Usability Heuristics
Interaction quality rules that ensure patterns are usable, accessible, and predictable.
These heuristics define what "good interaction" means in UI Foundations. Every pattern rule must cite at least one heuristic ID.
Heuristics
| ID | Name | Definition |
|---|---|---|
heuristic.feedback |
Feedback | User actions must produce visible, semantic, or assistive feedback through states, messages, focus, or updated content. |
heuristic.consistency |
Consistency | Similar controls and patterns must behave, read, and respond consistently across surfaces. |
heuristic.error-prevention |
Error Prevention | Structure should prevent avoidable mistakes before they happen through clear labels, grouping, required/optional cues, disabled states, and constrained choices. |
heuristic.recognition |
Recognition | Interfaces should make available actions and context visible instead of relying on memory, hidden conventions, or implied relationships. |
heuristic.user-control |
User Control | Users should be able to understand the current state, change reversible choices, cancel where appropriate, and recover from mistakes. |
heuristic.accessibility |
Accessibility | Patterns must preserve semantic HTML, programmatic names, keyboard access, visible focus, and assistive-technology state communication. |
Traceability
- Pattern rules must cite the heuristic IDs they rely on.

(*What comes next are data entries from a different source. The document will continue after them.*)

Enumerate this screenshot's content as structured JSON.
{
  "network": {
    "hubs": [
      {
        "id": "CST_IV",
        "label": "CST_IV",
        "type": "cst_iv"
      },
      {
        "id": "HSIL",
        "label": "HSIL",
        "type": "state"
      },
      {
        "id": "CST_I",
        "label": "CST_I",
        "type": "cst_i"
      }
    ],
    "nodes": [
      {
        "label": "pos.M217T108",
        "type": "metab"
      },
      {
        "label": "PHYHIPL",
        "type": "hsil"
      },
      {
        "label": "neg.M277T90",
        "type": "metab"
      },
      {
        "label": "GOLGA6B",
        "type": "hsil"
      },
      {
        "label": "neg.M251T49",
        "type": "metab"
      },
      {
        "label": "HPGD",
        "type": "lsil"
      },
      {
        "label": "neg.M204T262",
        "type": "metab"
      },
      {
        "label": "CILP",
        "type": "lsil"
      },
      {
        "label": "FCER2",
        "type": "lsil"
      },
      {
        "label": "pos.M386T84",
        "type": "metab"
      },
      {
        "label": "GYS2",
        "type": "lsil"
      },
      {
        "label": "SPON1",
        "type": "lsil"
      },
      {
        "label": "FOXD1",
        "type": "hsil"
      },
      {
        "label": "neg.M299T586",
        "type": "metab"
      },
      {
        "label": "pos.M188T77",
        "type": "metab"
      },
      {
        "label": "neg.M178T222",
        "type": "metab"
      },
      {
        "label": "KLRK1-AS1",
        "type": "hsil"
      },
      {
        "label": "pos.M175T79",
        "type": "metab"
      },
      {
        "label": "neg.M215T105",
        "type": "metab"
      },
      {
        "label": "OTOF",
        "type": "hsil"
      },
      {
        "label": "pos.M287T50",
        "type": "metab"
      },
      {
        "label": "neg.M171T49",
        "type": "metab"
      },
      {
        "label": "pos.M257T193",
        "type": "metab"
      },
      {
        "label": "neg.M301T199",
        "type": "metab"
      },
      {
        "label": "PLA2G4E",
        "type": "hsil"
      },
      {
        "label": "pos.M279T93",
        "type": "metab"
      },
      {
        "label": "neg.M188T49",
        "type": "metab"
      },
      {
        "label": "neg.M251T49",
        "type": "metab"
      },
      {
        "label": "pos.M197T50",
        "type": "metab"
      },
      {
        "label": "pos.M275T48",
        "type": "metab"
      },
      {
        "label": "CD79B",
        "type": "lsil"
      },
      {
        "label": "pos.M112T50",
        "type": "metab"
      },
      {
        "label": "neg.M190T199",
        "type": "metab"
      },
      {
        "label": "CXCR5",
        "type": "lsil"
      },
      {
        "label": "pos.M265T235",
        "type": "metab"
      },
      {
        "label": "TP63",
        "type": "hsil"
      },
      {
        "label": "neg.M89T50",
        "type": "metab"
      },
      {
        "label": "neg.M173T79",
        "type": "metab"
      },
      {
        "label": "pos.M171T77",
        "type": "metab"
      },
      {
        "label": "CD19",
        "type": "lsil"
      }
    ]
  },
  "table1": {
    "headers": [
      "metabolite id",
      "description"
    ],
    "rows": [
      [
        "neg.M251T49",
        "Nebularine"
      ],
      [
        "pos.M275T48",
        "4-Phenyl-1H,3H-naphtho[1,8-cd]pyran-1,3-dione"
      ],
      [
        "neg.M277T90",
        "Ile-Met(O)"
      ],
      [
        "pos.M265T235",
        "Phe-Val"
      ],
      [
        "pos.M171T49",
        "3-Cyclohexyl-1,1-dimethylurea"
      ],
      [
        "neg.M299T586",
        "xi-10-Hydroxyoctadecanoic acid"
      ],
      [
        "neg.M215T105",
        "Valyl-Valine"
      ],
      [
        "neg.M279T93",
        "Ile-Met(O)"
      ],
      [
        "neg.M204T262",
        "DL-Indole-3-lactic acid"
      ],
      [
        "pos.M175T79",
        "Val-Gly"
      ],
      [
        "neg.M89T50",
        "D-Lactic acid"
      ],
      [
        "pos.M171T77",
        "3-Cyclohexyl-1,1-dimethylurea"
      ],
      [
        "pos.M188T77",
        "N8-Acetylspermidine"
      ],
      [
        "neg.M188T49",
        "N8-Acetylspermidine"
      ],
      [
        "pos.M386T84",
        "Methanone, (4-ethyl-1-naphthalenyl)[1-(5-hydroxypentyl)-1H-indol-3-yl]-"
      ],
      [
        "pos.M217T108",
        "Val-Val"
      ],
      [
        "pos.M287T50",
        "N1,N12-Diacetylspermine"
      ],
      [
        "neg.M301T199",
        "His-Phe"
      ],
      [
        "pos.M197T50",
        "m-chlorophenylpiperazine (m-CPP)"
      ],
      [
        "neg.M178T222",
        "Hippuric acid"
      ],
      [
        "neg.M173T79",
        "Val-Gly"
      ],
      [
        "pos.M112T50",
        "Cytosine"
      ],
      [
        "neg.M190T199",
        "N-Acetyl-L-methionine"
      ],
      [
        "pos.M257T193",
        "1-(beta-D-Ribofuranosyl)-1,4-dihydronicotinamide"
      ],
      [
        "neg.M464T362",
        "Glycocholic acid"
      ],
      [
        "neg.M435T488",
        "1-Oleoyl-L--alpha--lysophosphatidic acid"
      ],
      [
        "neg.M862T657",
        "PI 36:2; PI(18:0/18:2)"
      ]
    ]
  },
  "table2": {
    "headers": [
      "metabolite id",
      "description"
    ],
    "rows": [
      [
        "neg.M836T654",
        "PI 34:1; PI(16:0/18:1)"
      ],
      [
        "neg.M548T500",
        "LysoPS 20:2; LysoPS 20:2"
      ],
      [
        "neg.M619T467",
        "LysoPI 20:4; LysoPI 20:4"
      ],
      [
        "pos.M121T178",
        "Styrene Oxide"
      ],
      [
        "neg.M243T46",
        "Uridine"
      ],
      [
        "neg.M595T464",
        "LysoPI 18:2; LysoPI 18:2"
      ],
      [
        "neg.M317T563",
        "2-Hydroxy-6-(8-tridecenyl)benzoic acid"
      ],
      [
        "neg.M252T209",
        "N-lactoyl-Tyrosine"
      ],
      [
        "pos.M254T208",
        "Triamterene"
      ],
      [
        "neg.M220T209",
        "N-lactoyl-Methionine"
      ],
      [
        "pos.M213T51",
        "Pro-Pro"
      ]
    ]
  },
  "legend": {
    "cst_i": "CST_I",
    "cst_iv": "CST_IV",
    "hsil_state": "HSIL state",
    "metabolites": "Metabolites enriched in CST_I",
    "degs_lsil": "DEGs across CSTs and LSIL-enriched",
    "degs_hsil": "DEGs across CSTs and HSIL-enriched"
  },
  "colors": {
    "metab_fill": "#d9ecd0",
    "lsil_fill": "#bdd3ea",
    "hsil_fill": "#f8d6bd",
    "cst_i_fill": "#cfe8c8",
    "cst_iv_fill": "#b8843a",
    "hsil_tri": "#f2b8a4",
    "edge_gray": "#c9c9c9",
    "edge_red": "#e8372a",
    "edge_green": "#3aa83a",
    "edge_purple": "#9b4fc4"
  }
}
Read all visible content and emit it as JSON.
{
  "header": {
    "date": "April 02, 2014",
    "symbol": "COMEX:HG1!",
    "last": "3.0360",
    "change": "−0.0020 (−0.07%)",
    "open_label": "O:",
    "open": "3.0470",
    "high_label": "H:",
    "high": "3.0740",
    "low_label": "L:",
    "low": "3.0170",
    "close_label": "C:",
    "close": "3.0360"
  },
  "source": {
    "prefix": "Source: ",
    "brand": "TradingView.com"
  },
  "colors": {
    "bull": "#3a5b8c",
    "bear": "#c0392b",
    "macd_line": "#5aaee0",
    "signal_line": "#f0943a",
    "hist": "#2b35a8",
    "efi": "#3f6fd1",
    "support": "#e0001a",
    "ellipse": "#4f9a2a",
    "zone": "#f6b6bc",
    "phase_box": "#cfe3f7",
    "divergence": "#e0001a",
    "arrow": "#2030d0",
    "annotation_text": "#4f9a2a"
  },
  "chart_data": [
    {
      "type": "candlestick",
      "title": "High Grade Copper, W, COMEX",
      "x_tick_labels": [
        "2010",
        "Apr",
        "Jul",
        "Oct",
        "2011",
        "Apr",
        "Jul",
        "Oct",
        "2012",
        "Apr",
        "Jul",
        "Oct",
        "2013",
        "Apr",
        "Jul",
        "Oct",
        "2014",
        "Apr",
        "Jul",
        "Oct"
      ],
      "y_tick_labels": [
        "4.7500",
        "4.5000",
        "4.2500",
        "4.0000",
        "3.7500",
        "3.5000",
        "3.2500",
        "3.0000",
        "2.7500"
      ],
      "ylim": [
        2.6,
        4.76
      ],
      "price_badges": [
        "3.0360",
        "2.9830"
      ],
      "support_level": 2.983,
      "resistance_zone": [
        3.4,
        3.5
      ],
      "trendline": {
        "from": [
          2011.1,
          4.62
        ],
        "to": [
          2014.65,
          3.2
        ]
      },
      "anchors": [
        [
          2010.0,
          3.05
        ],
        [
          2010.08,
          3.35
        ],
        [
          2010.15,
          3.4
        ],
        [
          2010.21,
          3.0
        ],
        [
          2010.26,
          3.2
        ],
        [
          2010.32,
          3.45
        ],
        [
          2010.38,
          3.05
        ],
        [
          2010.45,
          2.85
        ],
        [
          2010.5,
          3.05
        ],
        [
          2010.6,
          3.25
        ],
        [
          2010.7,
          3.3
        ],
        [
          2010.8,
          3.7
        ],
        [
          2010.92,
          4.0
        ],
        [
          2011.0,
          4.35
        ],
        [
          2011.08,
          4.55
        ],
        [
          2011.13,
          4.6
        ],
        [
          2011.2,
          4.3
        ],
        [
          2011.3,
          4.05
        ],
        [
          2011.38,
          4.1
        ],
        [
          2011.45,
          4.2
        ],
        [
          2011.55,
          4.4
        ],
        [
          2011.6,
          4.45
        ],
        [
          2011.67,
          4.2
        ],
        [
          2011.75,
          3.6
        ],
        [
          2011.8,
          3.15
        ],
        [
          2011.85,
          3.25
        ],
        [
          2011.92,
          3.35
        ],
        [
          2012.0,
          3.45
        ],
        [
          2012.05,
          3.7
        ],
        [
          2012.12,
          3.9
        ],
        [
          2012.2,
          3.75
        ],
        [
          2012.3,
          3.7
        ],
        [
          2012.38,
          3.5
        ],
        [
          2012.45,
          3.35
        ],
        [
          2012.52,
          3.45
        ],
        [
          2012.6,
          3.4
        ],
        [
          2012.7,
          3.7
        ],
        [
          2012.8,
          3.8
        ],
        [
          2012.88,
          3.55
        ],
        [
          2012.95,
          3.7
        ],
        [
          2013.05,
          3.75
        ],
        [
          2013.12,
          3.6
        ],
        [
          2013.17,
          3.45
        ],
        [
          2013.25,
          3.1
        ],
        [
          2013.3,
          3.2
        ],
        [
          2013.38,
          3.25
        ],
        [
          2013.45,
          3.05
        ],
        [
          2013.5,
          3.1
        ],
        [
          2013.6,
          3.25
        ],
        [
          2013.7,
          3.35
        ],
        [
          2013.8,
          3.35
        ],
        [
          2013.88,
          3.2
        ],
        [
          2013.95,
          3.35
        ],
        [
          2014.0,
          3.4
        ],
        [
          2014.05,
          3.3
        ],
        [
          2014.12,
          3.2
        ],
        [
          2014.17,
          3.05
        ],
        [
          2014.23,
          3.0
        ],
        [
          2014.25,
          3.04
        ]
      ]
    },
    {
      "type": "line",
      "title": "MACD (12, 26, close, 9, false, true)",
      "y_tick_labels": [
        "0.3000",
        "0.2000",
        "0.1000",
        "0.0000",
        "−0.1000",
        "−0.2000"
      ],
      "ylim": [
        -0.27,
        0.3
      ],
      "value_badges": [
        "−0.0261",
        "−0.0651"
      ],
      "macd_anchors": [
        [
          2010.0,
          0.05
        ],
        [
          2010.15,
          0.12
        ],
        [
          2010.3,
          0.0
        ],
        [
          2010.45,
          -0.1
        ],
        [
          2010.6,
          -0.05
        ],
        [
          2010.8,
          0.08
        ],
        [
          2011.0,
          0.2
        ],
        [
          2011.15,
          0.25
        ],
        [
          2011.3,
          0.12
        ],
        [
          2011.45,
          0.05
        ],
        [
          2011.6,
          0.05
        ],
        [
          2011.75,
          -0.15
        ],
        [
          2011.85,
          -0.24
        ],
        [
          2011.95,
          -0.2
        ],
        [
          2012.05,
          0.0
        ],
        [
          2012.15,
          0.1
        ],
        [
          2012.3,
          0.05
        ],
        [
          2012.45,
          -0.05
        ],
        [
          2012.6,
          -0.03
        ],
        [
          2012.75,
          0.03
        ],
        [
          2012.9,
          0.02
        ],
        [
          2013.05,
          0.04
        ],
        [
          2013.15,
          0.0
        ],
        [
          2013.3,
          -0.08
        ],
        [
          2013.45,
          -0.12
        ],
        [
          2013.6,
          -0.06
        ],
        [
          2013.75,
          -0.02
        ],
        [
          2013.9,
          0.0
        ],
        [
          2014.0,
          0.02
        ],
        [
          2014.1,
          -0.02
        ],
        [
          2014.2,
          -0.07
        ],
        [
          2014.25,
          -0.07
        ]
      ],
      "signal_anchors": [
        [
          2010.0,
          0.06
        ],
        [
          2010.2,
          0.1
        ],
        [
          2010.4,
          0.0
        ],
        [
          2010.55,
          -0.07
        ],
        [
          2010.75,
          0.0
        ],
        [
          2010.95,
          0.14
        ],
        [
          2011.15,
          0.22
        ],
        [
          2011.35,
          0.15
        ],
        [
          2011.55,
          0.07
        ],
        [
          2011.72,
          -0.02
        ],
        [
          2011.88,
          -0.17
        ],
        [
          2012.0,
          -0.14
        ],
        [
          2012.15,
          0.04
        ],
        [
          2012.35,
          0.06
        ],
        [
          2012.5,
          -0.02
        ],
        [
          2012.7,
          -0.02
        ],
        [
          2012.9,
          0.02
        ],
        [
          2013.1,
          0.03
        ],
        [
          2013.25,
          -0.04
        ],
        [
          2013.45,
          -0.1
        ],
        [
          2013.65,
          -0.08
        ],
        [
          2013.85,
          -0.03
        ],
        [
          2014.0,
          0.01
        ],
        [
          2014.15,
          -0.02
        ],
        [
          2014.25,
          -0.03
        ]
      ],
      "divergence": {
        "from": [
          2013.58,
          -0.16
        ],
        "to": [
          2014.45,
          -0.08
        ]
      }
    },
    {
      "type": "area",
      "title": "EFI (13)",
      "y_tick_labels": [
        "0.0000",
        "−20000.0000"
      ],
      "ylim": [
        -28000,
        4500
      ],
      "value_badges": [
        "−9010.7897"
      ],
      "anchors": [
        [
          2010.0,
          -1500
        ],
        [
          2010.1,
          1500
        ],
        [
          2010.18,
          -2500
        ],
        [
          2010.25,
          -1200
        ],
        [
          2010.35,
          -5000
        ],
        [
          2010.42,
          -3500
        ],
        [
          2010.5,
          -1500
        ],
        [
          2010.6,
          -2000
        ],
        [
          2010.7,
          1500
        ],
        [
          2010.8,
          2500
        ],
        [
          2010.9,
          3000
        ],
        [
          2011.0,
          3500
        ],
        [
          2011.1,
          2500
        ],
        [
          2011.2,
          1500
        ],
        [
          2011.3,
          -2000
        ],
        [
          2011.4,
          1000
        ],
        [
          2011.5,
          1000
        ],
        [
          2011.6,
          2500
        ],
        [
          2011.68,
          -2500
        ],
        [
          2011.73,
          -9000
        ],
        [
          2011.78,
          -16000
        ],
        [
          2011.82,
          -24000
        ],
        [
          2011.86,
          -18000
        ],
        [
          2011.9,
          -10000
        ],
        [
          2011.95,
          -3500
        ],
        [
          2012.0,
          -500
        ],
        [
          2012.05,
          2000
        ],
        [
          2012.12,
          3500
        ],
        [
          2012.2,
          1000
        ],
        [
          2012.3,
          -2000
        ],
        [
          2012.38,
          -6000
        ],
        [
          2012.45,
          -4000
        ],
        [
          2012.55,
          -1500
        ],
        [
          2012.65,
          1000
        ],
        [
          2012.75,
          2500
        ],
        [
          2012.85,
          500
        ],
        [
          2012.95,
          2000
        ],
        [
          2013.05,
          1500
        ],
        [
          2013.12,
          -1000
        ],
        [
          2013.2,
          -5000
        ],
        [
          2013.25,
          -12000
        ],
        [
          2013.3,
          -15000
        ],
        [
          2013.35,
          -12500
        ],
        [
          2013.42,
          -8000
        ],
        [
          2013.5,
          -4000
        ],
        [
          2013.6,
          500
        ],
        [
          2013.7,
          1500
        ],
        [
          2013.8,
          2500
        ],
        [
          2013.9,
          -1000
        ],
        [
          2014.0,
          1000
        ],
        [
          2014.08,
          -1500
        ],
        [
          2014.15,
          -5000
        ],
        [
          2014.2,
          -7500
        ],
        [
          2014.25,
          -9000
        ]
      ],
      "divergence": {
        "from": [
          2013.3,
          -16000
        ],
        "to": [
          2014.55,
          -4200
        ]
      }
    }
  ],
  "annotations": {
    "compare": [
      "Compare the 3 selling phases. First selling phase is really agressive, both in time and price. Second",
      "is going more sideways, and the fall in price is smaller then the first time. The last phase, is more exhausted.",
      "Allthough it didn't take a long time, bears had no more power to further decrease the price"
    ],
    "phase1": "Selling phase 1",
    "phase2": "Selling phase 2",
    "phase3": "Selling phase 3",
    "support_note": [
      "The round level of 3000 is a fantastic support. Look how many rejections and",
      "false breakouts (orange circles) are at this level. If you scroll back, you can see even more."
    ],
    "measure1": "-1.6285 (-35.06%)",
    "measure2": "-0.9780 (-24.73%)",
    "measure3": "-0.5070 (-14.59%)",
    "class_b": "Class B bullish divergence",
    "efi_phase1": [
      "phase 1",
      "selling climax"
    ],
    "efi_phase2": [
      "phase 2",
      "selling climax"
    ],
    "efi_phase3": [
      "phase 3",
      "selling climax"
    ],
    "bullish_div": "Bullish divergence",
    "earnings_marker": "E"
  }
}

- Component rules must implement the cited heuristics with semantic markup, state classes, tokens, or documented behavior.
- Validation prefers deterministic checks tied to these IDs.
Usage in Pattern Rules
When documenting a pattern rule, reference heuristics like this:
Cites: heuristic.feedback, heuristic.accessibility
Rationale: Checkbox checked state must be communicated via
:checked pseudo-class AND aria-checked for screen readers.